Last week, I ended my article with ancient Filipinos and how they sent their dead in ''spirit boats'' to the afterlife.
These Filipinos of a thousand years ago decorated their beloved dead with special masks made of gold sheets, which they considered magical substances meant to keep inside the soul or to ward away evil spirits.
Aside from hiding their dead loved ones' features with these masks, the ancient Filipinos also used a variety of gold coronets, fillets, and other ornaments in adorning their dead.
According to the Metropolitan Museum of Manila, large burial jars were also made to hold the bones of the dead, along with other objects such as jewelry and other small earthenware.
The Filipinos of long ago believed that a person did not really die completely and that death was just a door leading to another world.
''As such, that person would need earthly belongings in that world as well,'' the Metropolitan Museum said.

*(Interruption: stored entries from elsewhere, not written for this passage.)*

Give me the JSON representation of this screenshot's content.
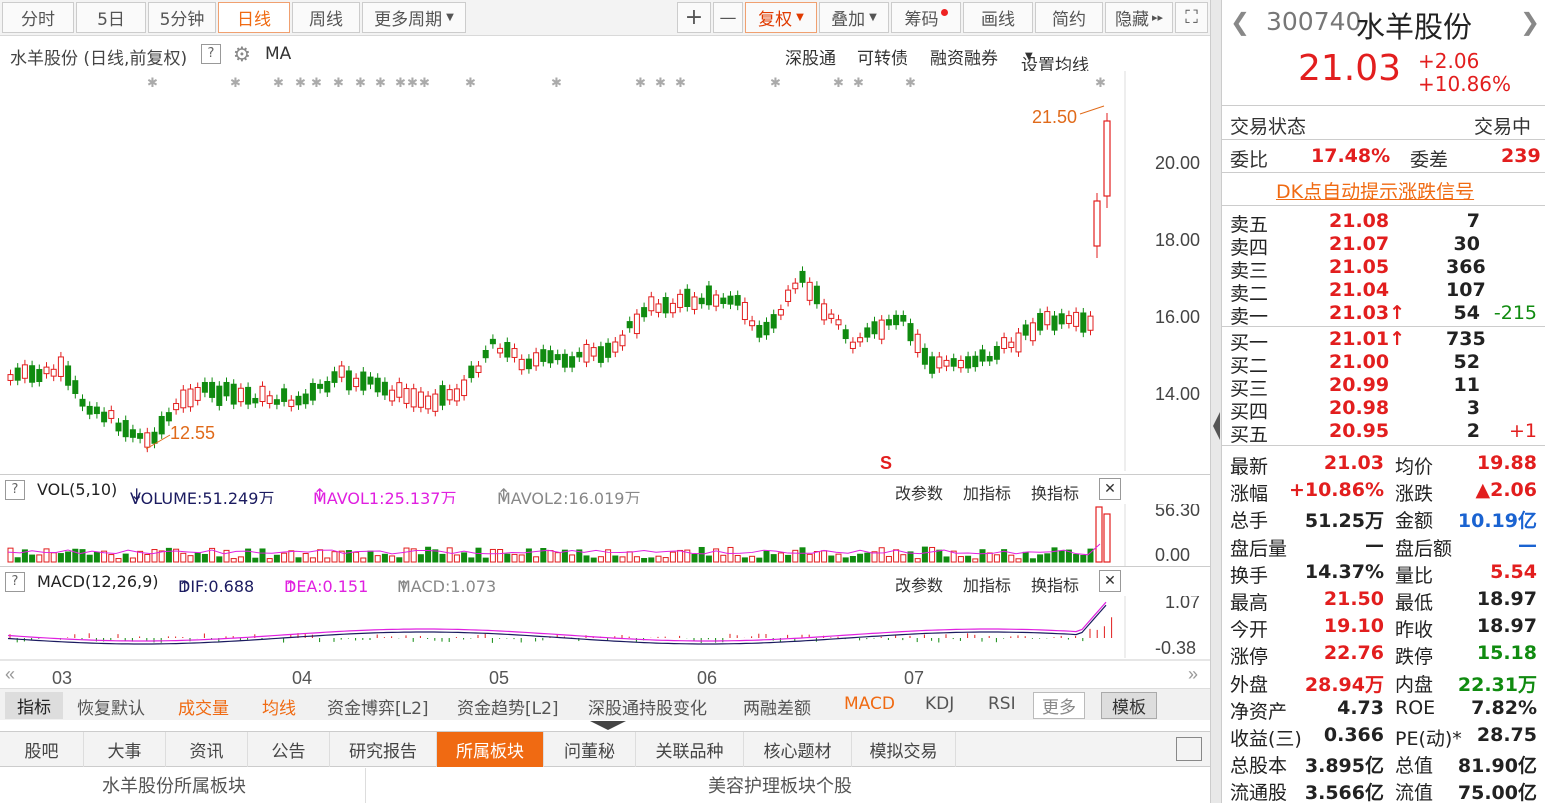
{
  "toolbar": {
    "fen": "分时",
    "d5": "5日",
    "m5": "5分钟",
    "day": "日线",
    "week": "周线",
    "more": "更多周期",
    "plus": "+",
    "minus": "—",
    "fuquan": "复权",
    "overlay": "叠加",
    "chips": "筹码",
    "draw": "画线",
    "simple": "简约",
    "hide": "隐藏",
    "hide_arrow": "▸▸",
    "expand": "⛶"
  },
  "chart_header": {
    "title": "水羊股份 (日线,前复权)",
    "help": "?",
    "ma": "MA",
    "links": [
      "深股通",
      "可转债",
      "融资融券",
      "设置均线"
    ]
  },
  "price_axis": [
    "20.00",
    "18.00",
    "16.00",
    "14.00"
  ],
  "annotations": {
    "high": "21.50",
    "low": "12.55",
    "s_marker": "S"
  },
  "vol_header": {
    "help": "?",
    "name": "VOL(5,10)",
    "volume": "VOLUME:51.249万",
    "volume_arrow": "↓",
    "mavol1": "MAVOL1:25.137万",
    "mavol1_arrow": "↑",
    "mavol2": "MAVOL2:16.019万",
    "mavol2_arrow": "↑",
    "change": "改参数",
    "add": "加指标",
    "swap": "换指标",
    "close": "✕"
  },
  "vol_axis": [
    "56.30",
    "0.00"
  ],
  "macd_header": {
    "help": "?",
    "name": "MACD(12,26,9)",
    "dif": "DIF:0.688",
    "dif_arrow": "↑",
    "dea": "DEA:0.151",
    "dea_arrow": "↑",
    "macd": "MACD:1.073",
    "macd_arrow": "↑",
    "change": "改参数",
    "add": "加指标",
    "swap": "换指标",
    "close": "✕"
  },
  "macd_axis": [
    "1.07",
    "-0.38"
  ],
  "months": [
    "03",
    "04",
    "05",
    "06",
    "07"
  ],
  "bottom_bar": [
    "指标",
    "恢复默认",
    "成交量",
    "均线",
    "资金博弈[L2]",
    "资金趋势[L2]",
    "深股通持股变化",
    "两融差额",
    "MACD",
    "KDJ",
    "RSI",
    "更多",
    "模板"
  ],
  "tabs": [
    "股吧",
    "大事",
    "资讯",
    "公告",
    "研究报告",
    "所属板块",
    "问董秘",
    "关联品种",
    "核心题材",
    "模拟交易"
  ],
  "sub_titles": [
    "水羊股份所属板块",
    "美容护理板块个股"
  ],
  "stock": {
    "code": "300740",
    "name": "水羊股份",
    "price": "21.03",
    "change": "+2.06",
    "pct": "+10.86%"
  },
  "status": {
    "label": "交易状态",
    "value": "交易中"
  },
  "ratio": {
    "label1": "委比",
    "value1": "17.48%",
    "label2": "委差",
    "value2": "239"
  },
  "dk": "DK点自动提示涨跌信号",
  "asks": [
    {
      "label": "卖五",
      "price": "21.08",
      "vol": "7",
      "chg": ""
    },
    {
      "label": "卖四",
      "price": "21.07",
      "vol": "30",
      "chg": ""
    },
    {
      "label": "卖三",
      "price": "21.05",
      "vol": "366",
      "chg": ""
    },
    {
      "label": "卖二",
      "price": "21.04",
      "vol": "107",
      "chg": ""
    },
    {
      "label": "卖一",
      "price": "21.03↑",
      "vol": "54",
      "chg": "-215"
    }
  ],
  "bids": [
    {
      "label": "买一",
      "price": "21.01↑",
      "vol": "735",
      "chg": ""
    },
    {
      "label": "买二",
      "price": "21.00",
      "vol": "52",
      "chg": ""
    },
    {
      "label": "买三",
      "price": "20.99",
      "vol": "11",
      "chg": ""
    },
    {
      "label": "买四",
      "price": "20.98",
      "vol": "3",
      "chg": ""
    },
    {
      "label": "买五",
      "price": "20.95",
      "vol": "2",
      "chg": "+1"
    }
  ],
  "stats": [
    {
      "l1": "最新",
      "v1": "21.03",
      "l2": "均价",
      "v2": "19.88",
      "c1": "red",
      "c2": "red"
    },
    {
      "l1": "涨幅",
      "v1": "+10.86%",
      "l2": "涨跌",
      "v2": "▲2.06",
      "c1": "red",
      "c2": "red"
    },
    {
      "l1": "总手",
      "v1": "51.25万",
      "l2": "金额",
      "v2": "10.19亿",
      "c1": "blk",
      "c2": "blu"
    },
    {
      "l1": "盘后量",
      "v1": "—",
      "l2": "盘后额",
      "v2": "—",
      "c1": "blk",
      "c2": "blu"
    },
    {
      "l1": "换手",
      "v1": "14.37%",
      "l2": "量比",
      "v2": "5.54",
      "c1": "blk",
      "c2": "red"
    },
    {
      "l1": "最高",
      "v1": "21.50",
      "l2": "最低",
      "v2": "18.97",
      "c1": "red",
      "c2": "blk"
    },
    {
      "l1": "今开",
      "v1": "19.10",
      "l2": "昨收",
      "v2": "18.97",
      "c1": "red",
      "c2": "blk"
    },
    {
      "l1": "涨停",
      "v1": "22.76",
      "l2": "跌停",
      "v2": "15.18",
      "c1": "red",
      "c2": "grn"
    },
    {
      "l1": "外盘",
      "v1": "28.94万",
      "l2": "内盘",
      "v2": "22.31万",
      "c1": "red",
      "c2": "grn"
    },
    {
      "l1": "净资产",
      "v1": "4.73",
      "l2": "ROE",
      "v2": "7.82%",
      "c1": "blk",
      "c2": "blk"
    },
    {
      "l1": "收益(三)",
      "v1": "0.366",
      "l2": "PE(动)*",
      "v2": "28.75",
      "c1": "blk",
      "c2": "blk"
    },
    {
      "l1": "总股本",
      "v1": "3.895亿",
      "l2": "总值",
      "v2": "81.90亿",
      "c1": "blk",
      "c2": "blk"
    },
    {
      "l1": "流通股",
      "v1": "3.566亿",
      "l2": "流值",
      "v2": "75.00亿",
      "c1": "blk",
      "c2": "blk"
    }
  ],
  "colors": {
    "up": "#e21e1e",
    "down": "#108b10",
    "accent": "#f06a12",
    "dif": "#1b1b60",
    "dea": "#e020e0"
  }
}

Jewelry, according to the Museum, has always been a symbol of wealth and stature. The BSP Gold and Pottery Collection shows that jewelry has also become ''an indicator of development as a culture'' and ''a product of Philippine native genius through the ages.''
''Personal ornaments in the Philippines are more than just applied decoration and belong to the realm of expressive art, created within the discipline of style and in the context of traditions,'' the Metropolitan Museum said.
It added: ''Goldworks are more than momentary creations, they are historical objects, from which we may derive an idea of the economic, social and cultural development of the Philippine people through time.''
In the case of pottery, these were made to suit individual household needs in Neolithic Philippines.
Most pots (palayok) were produced and used for everyday cooking activities. Small pots with incisions, however, might have been intended for use as grave furniture.
Other forms of pottery during this ancient age included pouring vessels, jugs, dishes, vases, and native dippers (tabo). Others were made as ornamental ware such as goblets, footed dishes, and globular bottles.
''The Philippine pottery tradition reached its height during the Metal Age, from 200 BC to 900 AD. Hence the period is also known as the Golden Age of Pottery,'' the Metropolitan Museum said.
It was during that period, according to the Museum, that early Filipinos went into pottery specialization and experimented with form, design, and techniques.
Aside from using large jars to bury the dead, other forms of pottery were used for a myriad purposes.
Round-bottom cylinders were used for liquids or salted food. They were equipped with lashing around the neck for easier transport.
Footed trays, on the other hand, were used either for the household, to hold produce, or for ritual offerings.
Other pre-colonial pottery pieces had rims with perforations to tie through and hold down the ware during firing.
''These forms were present from the Late Metal Age (200) until the Age of Contact or the Age of Interactive Trade with the Great Traditions of Asia,'' the Metropolitan Museum said.